À ceci s'ajoute un détournement de toutes les procédures destinées à organiser la concertation et à rechercher les consensus. Considérées comme faisant perdre du temps, ces procédures sont, dans le meilleur des cas, bâclées, contournées, voire devenues inutiles. Sous prétexte de simplification administrative, les enquêtes publiques ont été largement supprimées, les concertations sont ridiculisées et nombre de nos concitoyens considèrent purement et simplement qu'ils sont méprisés et que leur avis n'intéresse personne. Dans ces conditions, il ne faut pas s'étonner de la désertion démocratique.
Notre système démocratique doit être repensé complètement et, bien évidemment dans les grandes difficultés que nous rencontrons actuellement, il est peu envisageable de mettre en débat la réforme des institutions, même simplement leur rénovation. Mais ce qui pourrait déjà être fait est un changement d'état d'esprit pour rétablir l'esprit démocratique et républicain à tous les niveaux de la société. Ce n'est pas seulement une question de texte, c'est surtout une question d'application des textes.

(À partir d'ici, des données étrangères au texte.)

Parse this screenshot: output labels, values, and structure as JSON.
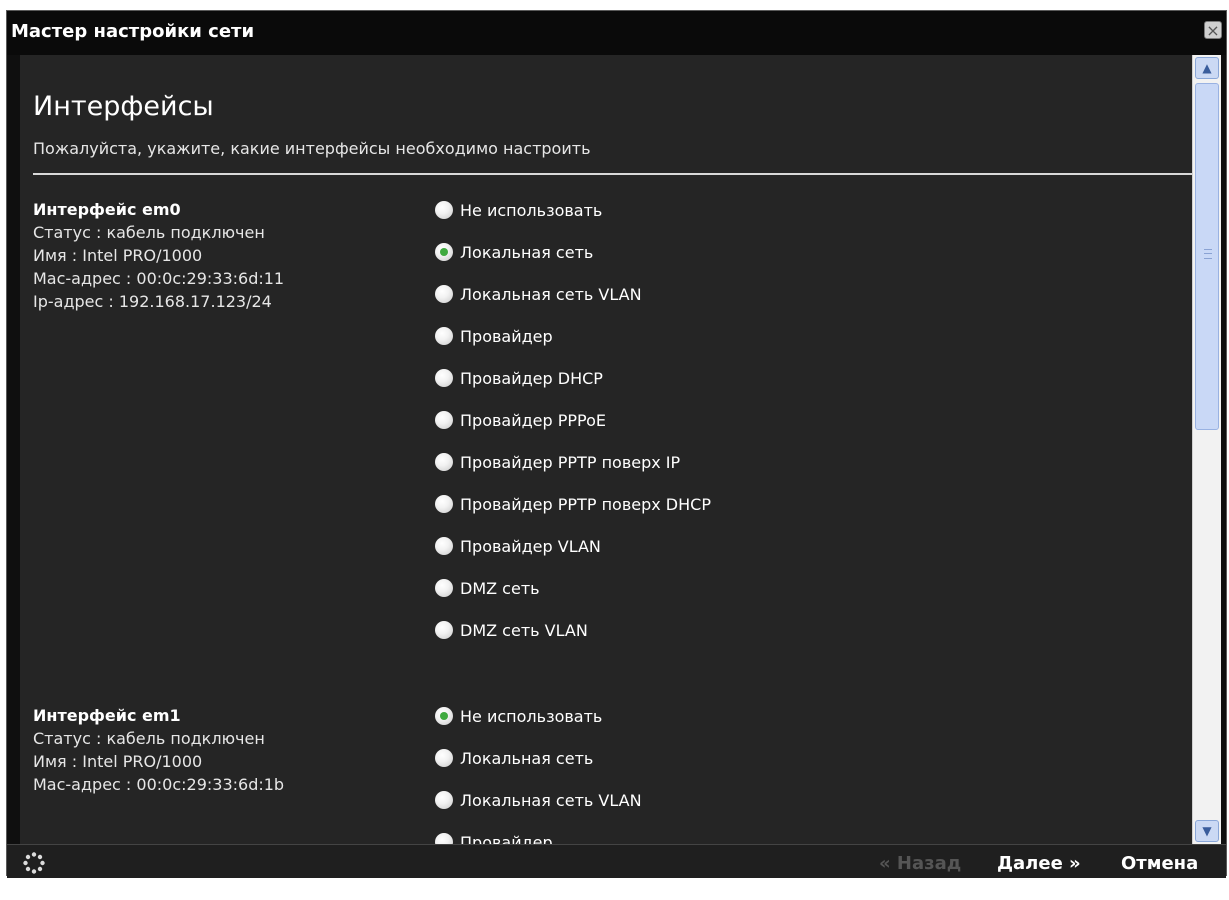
{
  "window": {
    "title": "Мастер настройки сети",
    "close_glyph": "×"
  },
  "page": {
    "title": "Интерфейсы",
    "subtitle": "Пожалуйста, укажите, какие интерфейсы необходимо настроить"
  },
  "interfaces": [
    {
      "name": "Интерфейс em0",
      "lines": [
        "Статус : кабель подключен",
        "Имя : Intel PRO/1000",
        "Mac-адрес : 00:0c:29:33:6d:11",
        "Ip-адрес : 192.168.17.123/24"
      ],
      "options": [
        "Не использовать",
        "Локальная сеть",
        "Локальная сеть VLAN",
        "Провайдер",
        "Провайдер DHCP",
        "Провайдер PPPoE",
        "Провайдер PPTP поверх IP",
        "Провайдер PPTP поверх DHCP",
        "Провайдер VLAN",
        "DMZ сеть",
        "DMZ сеть VLAN"
      ],
      "selected": "Локальная сеть"
    },
    {
      "name": "Интерфейс em1",
      "lines": [
        "Статус : кабель подключен",
        "Имя : Intel PRO/1000",
        "Mac-адрес : 00:0c:29:33:6d:1b"
      ],
      "options": [
        "Не использовать",
        "Локальная сеть",
        "Локальная сеть VLAN",
        "Провайдер"
      ],
      "selected": "Не использовать"
    }
  ],
  "footer": {
    "back_label": "« Назад",
    "next_label": "Далее »",
    "cancel_label": "Отмена"
  },
  "icons": {
    "close": "close-icon",
    "spinner": "loading-spinner-icon",
    "scroll_up": "chevron-up-icon",
    "scroll_down": "chevron-down-icon"
  },
  "colors": {
    "background": "#252525",
    "titlebar": "#0a0a0a",
    "text": "#ffffff",
    "radio_selected": "#3faa3f",
    "disabled_text": "#555555",
    "scroll_thumb": "#c9d8f6"
  }
}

À titre d'exemple, les procédures administratives sont menées en France non pas pour connaître l'avis du public (qui est généralement considéré sans aucun intérêt) mais pour cocher des cases réglementaires, faisant ainsi perdre à la procédure en question tout son intérêt. À partir de cet exemple, il est facile de comprendre qu'il ne s'agit pas de modifier la loi mais de l'appliquer de manière à ce qu'elle ait du sens.
Le Crif : Des inquiétudes sont réapparues récemment en France, dans le domaine éducatif notamment, concernant le non-respect du principe de laïcité. Constatez-vous des dérives et une partie de la gauche, côté La France Insoumise (LFI) ou Europe Écologie les Verts (EELV) en particulier, n’est-elle pas coupable soit de naïveté, soit de complicité avec les acteurs, parfois activistes, à l’origine de ces dérives ?

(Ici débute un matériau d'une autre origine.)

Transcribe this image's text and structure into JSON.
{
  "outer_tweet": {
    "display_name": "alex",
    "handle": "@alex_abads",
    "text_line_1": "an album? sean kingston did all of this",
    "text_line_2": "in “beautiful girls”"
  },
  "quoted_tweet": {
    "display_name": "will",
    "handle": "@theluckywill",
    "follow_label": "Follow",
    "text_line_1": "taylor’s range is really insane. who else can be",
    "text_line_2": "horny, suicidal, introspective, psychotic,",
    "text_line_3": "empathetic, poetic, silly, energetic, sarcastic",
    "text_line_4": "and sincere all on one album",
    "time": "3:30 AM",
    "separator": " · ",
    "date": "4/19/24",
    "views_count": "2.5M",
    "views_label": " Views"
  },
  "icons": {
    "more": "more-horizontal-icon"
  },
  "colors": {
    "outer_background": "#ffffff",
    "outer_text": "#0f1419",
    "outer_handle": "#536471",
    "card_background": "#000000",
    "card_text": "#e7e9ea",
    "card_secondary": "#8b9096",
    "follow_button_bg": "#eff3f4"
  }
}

Corinne Lepage : Je suis très sévère à l'égard de tous ceux qui, sous prétexte d'une liberté dévoyée, cautionne toutes les dérives antirépublicaines auxquelles nous sommes malheureusement confrontés et dont le résultat final est de renforcer l'extrême droite. J'ai eu, à de nombreuses reprises, l'occasion de m'affronter à certains écologistes dont le rapport à la laïcité était inacceptable. De manière plus large, je ne crois pas à la naïveté. Je pense que c'est un choix politique ou plutôt politicien, et plus encore clientéliste, bien éloigné en tout cas de l'intérêt général pour notre Nation qui ne peut se retrouver que dans la défense des valeurs universalistes et le refus catégorique d'assigner à résidence, quelque personne que ce soit.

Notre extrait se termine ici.